Monday, September 22, 2008

Mali

So it’s 22 September at the landlocked nation of Mali is celebrating its national day—and, yes, it is the anniversary of their 1960 independence from France. Don’t get it mixed up with Malawi—they’re in very different regions. Mali is in Western Africa, and the country goes right into the Sahara—the area that is now Mali was once part of three West African empires in control of trans-Saharan trade—the Ghana Empire, the Songhai Empire and, of course, the Mali Empire. (The trade was in gold, salt and other precious stuff… for anyone who doubts the preciousness of salt, there’s an excellent fairy tale about a daughter giving her father, the king, salt… while he doesn’t appreciate it at first, of course he at last realises the true worth of the stuff—and his daughter. It’s a Lear/Cordelia type of story.) After Europeans started establishing sea routes, the trans-Saharan trade routes sort of fell by the wayside.

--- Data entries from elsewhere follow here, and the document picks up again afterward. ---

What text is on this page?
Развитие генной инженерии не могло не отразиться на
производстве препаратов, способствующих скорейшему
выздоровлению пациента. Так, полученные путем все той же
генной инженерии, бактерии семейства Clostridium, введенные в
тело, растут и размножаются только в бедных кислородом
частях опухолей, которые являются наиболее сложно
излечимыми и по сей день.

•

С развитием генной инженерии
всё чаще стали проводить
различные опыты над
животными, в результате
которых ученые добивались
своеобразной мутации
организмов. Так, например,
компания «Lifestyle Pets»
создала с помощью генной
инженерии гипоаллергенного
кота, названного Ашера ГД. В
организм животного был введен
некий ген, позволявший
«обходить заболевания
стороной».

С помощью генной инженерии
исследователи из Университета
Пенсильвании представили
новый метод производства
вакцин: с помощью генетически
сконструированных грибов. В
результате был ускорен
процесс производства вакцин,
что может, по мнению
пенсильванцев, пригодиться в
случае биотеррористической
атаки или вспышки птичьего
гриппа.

And then Mali was one of the countries that ended up under French control during the Scramble for Africa—it used to be known as French Sudan. Just prior to independence, Mali and Senegal got together to become the Mali Federation in 1959. The Mali Federation gained independence from France on 20 June in 1960, but then Senegal withdrew—and of course Senegal is now an independent nation—and on 22 September Mali got to celebrate independence all over again, as—well, Mali.

So the first president—Modibo Keïta—was keen on the one-party state, socialist in its leanings. Eight years later, following economic decline (something I imagine no-one wants to think about today…) there was a military coup. Bloodless, though. That’s something. The new regime, with Moussa Traoré in control, tried to turn things around. They were hindered by a long, harsh drought—from 1968 until 1974—student agitation, as well as three attempted coups. But its not like the government—a military regime after all—was dreadfully put upon. Until the late 1980s, dissenters were repressed.

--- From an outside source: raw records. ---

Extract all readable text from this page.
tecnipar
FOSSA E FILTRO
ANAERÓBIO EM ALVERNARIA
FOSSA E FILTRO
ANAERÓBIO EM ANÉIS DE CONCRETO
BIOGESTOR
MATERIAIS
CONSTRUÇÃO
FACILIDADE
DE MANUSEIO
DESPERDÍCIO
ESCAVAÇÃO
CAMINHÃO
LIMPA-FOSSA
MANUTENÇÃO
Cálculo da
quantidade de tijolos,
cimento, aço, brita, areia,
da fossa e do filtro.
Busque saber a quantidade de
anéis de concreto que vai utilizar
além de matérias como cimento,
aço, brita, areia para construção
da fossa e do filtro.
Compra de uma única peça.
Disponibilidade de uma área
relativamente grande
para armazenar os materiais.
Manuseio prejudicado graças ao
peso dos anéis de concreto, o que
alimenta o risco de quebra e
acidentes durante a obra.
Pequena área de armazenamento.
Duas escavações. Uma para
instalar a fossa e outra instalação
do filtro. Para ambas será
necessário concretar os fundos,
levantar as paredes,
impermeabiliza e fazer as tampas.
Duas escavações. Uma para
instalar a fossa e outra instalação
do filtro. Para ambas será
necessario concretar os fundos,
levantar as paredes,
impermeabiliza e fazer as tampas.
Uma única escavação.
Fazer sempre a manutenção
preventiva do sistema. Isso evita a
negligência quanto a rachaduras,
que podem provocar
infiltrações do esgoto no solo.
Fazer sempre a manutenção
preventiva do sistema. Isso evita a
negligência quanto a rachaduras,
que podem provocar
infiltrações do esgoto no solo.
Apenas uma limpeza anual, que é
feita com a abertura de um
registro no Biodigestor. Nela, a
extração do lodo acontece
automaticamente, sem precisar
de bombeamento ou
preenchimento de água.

1991 saw another coup, and then in 1992 the first democratic, multi-party elections were held in the country. The two presidents that have served since then—Konaré and Touré have seen the country become one of the more stable countries in Africa.

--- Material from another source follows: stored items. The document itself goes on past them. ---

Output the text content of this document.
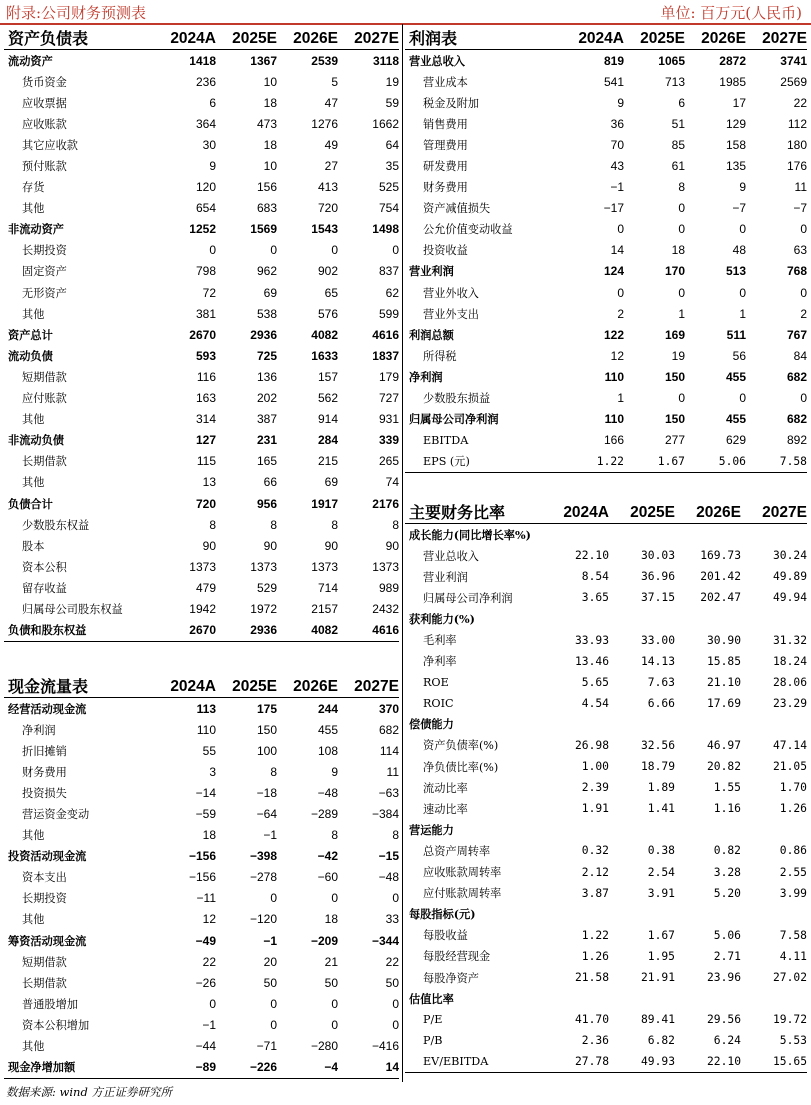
附录:公司财务预测表	单位: 百万元(人民币)
资产负债表	2024A	2025E	2026E	2027E
流动资产	1418	1367	2539	3118
货币资金	236	10	5	19
应收票据	6	18	47	59
应收账款	364	473	1276	1662
其它应收款	30	18	49	64
预付账款	9	10	27	35
存货	120	156	413	525
其他	654	683	720	754
非流动资产	1252	1569	1543	1498
长期投资	0	0	0	0
固定资产	798	962	902	837
无形资产	72	69	65	62
其他	381	538	576	599
资产总计	2670	2936	4082	4616
流动负债	593	725	1633	1837
短期借款	116	136	157	179
应付账款	163	202	562	727
其他	314	387	914	931
非流动负债	127	231	284	339
长期借款	115	165	215	265
其他	13	66	69	74
负债合计	720	956	1917	2176
少数股东权益	8	8	8	8
股本	90	90	90	90
资本公积	1373	1373	1373	1373
留存收益	479	529	714	989
归属母公司股东权益	1942	1972	2157	2432
负债和股东权益	2670	2936	4082	4616
利润表	2024A	2025E	2026E	2027E
营业总收入	819	1065	2872	3741
营业成本	541	713	1985	2569
税金及附加	9	6	17	22
销售费用	36	51	129	112
管理费用	70	85	158	180
研发费用	43	61	135	176
财务费用	−1	8	9	11
资产减值损失	−17	0	−7	−7
公允价值变动收益	0	0	0	0
投资收益	14	18	48	63
营业利润	124	170	513	768
营业外收入	0	0	0	0
营业外支出	2	1	1	2
利润总额	122	169	511	767
所得税	12	19	56	84
净利润	110	150	455	682
少数股东损益	1	0	0	0
归属母公司净利润	110	150	455	682
EBITDA	166	277	629	892
EPS (元)	1.22	1.67	5.06	7.58
主要财务比率	2024A	2025E	2026E	2027E
成长能力(同比增长率%)
营业总收入	22.10	30.03	169.73	30.24
营业利润	8.54	36.96	201.42	49.89
归属母公司净利润	3.65	37.15	202.47	49.94
获利能力(%)
毛利率	33.93	33.00	30.90	31.32
净利率	13.46	14.13	15.85	18.24
ROE	5.65	7.63	21.10	28.06
ROIC	4.54	6.66	17.69	23.29
偿债能力
资产负债率(%)	26.98	32.56	46.97	47.14
净负债比率(%)	1.00	18.79	20.82	21.05
流动比率	2.39	1.89	1.55	1.70
速动比率	1.91	1.41	1.16	1.26
营运能力
总资产周转率	0.32	0.38	0.82	0.86
应收账款周转率	2.12	2.54	3.28	2.55
应付账款周转率	3.87	3.91	5.20	3.99
每股指标(元)
每股收益	1.22	1.67	5.06	7.58
每股经营现金	1.26	1.95	2.71	4.11
每股净资产	21.58	21.91	23.96	27.02
估值比率
P/E	41.70	89.41	29.56	19.72
P/B	2.36	6.82	6.24	5.53
EV/EBITDA	27.78	49.93	22.10	15.65
现金流量表	2024A	2025E	2026E	2027E
经营活动现金流	113	175	244	370
净利润	110	150	455	682
折旧摊销	55	100	108	114
财务费用	3	8	9	11
投资损失	−14	−18	−48	−63
营运资金变动	−59	−64	−289	−384
其他	18	−1	8	8
投资活动现金流	−156	−398	−42	−15
资本支出	−156	−278	−60	−48
长期投资	−11	0	0	0
其他	12	−120	18	33
筹资活动现金流	−49	−1	−209	−344
短期借款	22	20	21	22
长期借款	−26	50	50	50
普通股增加	0	0	0	0
资本公积增加	−1	0	0	0
其他	−44	−71	−280	−416
现金净增加额	−89	−226	−4	14
数据来源: wind 方正证券研究所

Today’s Malian poem is by Siriman Cissoko—he actually lived in Senegal, but was born in Mali.


O Earth, from Ressac de nous-mêmes

I have laid them
my dead
in the gentleness of your loved breasts
there where the waterfalls wash the feet
of the cliffs
Keep them
o earth
keep in the folds of your clay
keep the bones of my brothers.

Often in the evening
I shall go and weep for them there
at the hour when the heart
draws arpeggios
across the koras
of dream.

And if one day the wind of liberty
came breathing after me
on your mountains and dunes
your rivers and plains
o earth
let it cradle
and rock
my brothers
heroes whose flesh was torn
and who are dead that liberty might live.